Laura Cesaretti per “il Giornale”
Matteo Renzi incassa l'appoggio dei verdiniani di Ala e dei senatori che sostengono l'ex leghista Flavio Tosi. Due mozioni distinte, una del centrodestra e l'altra dei grillini (che ha avuto molti meno voti a favore, solo 84), ma identiche nei contenuti, entrambe respinte senza eccessivi patemi per la maggioranza: «I voti di Verdini sono stati aggiuntivi, ce la avremmo fatta anche senza: avevamo 160 voti, nonostante tre assenti per motivi di salute», spiegano dal Pd.
«Non è un voto di fiducia al governo, da cui siamo ancora distinti e distanti», spiega il capogruppo verdiniano Vincenzo D'Anna, «ma un voto contro una mozione che non condividiamo nel merito». La precisazione non impedisce però che la minoranza Pd ricominci le sue lamentazioni sull'imbastardimento della purezza di centrosinistra a causa della vicinanza con gli ex berlusconiani (gli stessi con cui Bersani votò serenamente la fiducia al governo Letta, ma erano altri tempi e non c'era di mezzo Renzi).

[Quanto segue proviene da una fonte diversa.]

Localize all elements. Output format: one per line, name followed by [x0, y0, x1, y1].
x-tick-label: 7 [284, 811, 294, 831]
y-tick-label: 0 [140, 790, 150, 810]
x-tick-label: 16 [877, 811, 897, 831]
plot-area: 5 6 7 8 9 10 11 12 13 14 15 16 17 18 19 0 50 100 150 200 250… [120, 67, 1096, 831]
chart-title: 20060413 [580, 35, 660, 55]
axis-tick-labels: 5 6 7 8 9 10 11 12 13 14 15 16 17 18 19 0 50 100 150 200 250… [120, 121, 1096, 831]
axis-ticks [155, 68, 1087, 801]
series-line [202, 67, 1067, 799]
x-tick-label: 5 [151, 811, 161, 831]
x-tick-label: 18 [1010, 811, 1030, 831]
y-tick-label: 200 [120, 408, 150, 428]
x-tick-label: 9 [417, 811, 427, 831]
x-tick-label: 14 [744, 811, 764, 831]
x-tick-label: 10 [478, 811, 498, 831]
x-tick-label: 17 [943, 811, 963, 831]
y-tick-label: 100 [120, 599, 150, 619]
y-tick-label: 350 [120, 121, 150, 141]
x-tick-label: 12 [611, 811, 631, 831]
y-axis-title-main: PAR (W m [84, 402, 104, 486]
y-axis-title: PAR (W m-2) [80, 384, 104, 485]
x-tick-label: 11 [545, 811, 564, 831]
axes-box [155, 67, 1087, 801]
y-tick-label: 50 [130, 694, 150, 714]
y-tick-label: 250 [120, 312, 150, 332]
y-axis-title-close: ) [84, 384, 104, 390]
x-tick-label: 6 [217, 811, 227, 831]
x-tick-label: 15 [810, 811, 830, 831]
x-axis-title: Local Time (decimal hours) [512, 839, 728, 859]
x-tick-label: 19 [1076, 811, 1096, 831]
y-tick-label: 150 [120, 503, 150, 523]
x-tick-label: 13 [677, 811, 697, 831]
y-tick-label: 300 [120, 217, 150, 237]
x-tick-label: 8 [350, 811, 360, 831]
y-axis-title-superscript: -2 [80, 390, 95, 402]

«Se Verdini entra nel Pd non esiste più il Pd: Verdini non ha nulla a che fare con la nostra storia, con la nostra politica, e penso che Renzi farebbe bene a chiarire senza mezzi termini senza fare il gioco delle tre carte», declama il dalemian-bersaniano Roberto Speranza. Il premier non si cura della sfide di Speranza: «È evidente che Renzi non prova alcun imbarazzo per il sostegno di Verdini», si tormenta Miguel Gotor. Mentre i suoi spiegano, un filo capziosamente, che votare contro la sfiducia è diverso che votare la fiducia, nel suo intervento a braccio il premier attacca con durezza le opposizioni: «Chiedetevi perché siete sempre di meno», dice rivolto ai banchi di Forza Italia.
E in effetti diversi senatori azzurri (ben 8, da Ghedini a Nitto Palma a Giro) non votano la mozione del proprio gruppo. «Era un copia e incolla degli editoriali del Fatto», irride Renzi. Che difende la Boschi e il governo tutto da «accuse infime e meschine su un conflitto di interessi inesistente». Intanto il premier pensa a mandare avanti il suo governo, che da oggi dovrà affrontare i marosi della legge sulle unioni civili.
E prepara il «rimpastino» di governo, atteso da mesi e sempre rinviato. Alfano, che aspetta con ansia una poltrona (gli Affari Regionali, che dovrebbe risarcire la perdita del dicastero pesante di Maurizio Lupi) assicura che si farà nel Consiglio dei ministri di oggi. Il premier resta più sul vago, e spiega che dipende anche dagli impegni del presidente Mattarella, che deve far giurare il nuovo ministro. Il nome di Enrico Costa sembra ormai certo. Poi c'è una raffica di neo-sottosegretari da nominare: «Saranno sette o otto», dice Renzi, «il massimo sarebbe 65, e noi ora siamo a 56».
I candidati noti sono tutti di area Pd, Ncd o Scelta civica: Tommaso Nannicini nuovo sottosegretario alla presidenza (con la guida del nuovo Consiglio economico di Palazzo Chigi) e Enzo Amendola pronto a entrare da vice ministro alla Farnesina. Ai Trasporti ritorna l'alfaniano Antonio Gentile, allo Sviluppo potrebbe andare Teresa Bellanova (magari sostituita al Lavoro da Filippo Taddei), ma continua a parlarsi del trasloco di Luigi Casero bilanciato dalla promozione di Enrico Zanetti a vice ministro dell'Economia con deleghe pesanti come quella sul fisco.